Published in final edited form as: Clin Psychol Sci. 2015 Feb 19;3(3):433–459. doi: 10.1177/2167702614562041

Fig. 1.

Fig. 1

Conceptual illustration of computational modeling and experimental interplay across levels of analysis. The utility of computational modeling, particularly in the study of schizophrenia, is its ability to inform a given level of experimental study. Because we study abnormalities in schizophrenia from the cellular level (Lewis, Hashimoto, & Volk, 2005), at the neural-system level (Anticevic, Repovs, Corlett, & Barch, 2011), and, ultimately, at the level of behavior (Gold et al., 2012), we have to utilize our modeling approaches to best fit the experimental framework.
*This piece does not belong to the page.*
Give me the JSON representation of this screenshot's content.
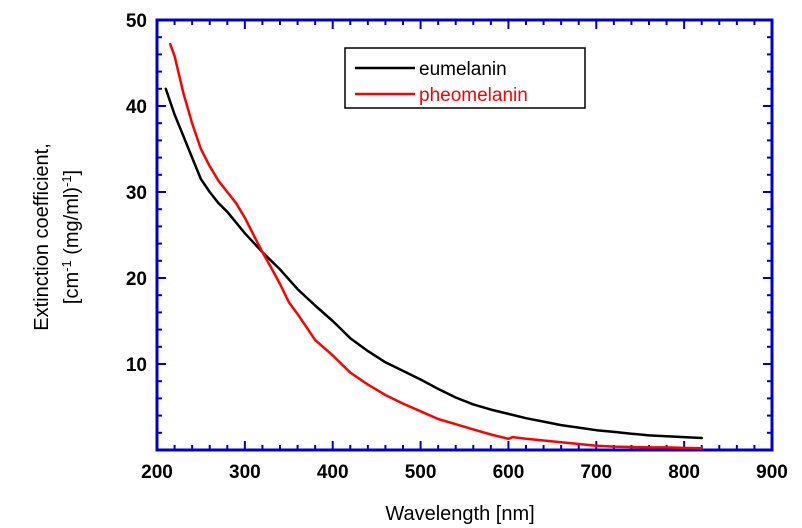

For instance, as reflected in the bottom panels, cellular-level experiments use techniques and produce measurements that are best captured using models that contain the necessary level of biophysical realism. Such models can, for instance, inform synaptic processes that may govern the microcircuit phenomena under study, such as neural oscillations (X.-J. Wang, 2010). In turn, a number of neuroimaging studies have focused on characterizing system-level disturbances in schizophrenia using both task-based paradigms (Barch & Ceaser, 2012) and resting-state functional connectivity approaches (Fornito, Zalesky, Pantelis, & Bullmore, 2012). Such system-level cognitive neuroscience experiments are best informed by models that capture the relevant detail and complexity of larger-scale neural systems (as reflected in the middle panels). Such models can perhaps better inform the role of systemic pharmacological manipulations on BOLD fMRI (Honey & Bullmore, 2004) or can be used to predict results of functional connectivity studies in schizophrenia (Yang et al., 2014). Finally, schizophrenia produces complex and devastating behavioral symptoms, which can be measured via increasingly sophisticated behavioral paradigms (Gold et al., 2012; Waltz et al., 2009; Waltz & Gold, 2007). Here, the use of models that formalize complex behavior (as reflected in the top panels) can provide a powerful tool to quantitatively examine a given behavioral process in patients (e.g., reinforcement learning; Maia & Frank, 2011) as well as brain-behavior relationships (Gradin et al., 2011; G. K. Murray et al., 2008; Schlagenhauf et al., 2014). BOLD fMRI = blood-oxygen-dependent-level functional MRI; EEG = electroencephalography; MRS = magnetic resonance spectroscopy; PET = positron emission tomography; MEG = magnetoencephalography; E = excitatory cells; I = inhibitory cells.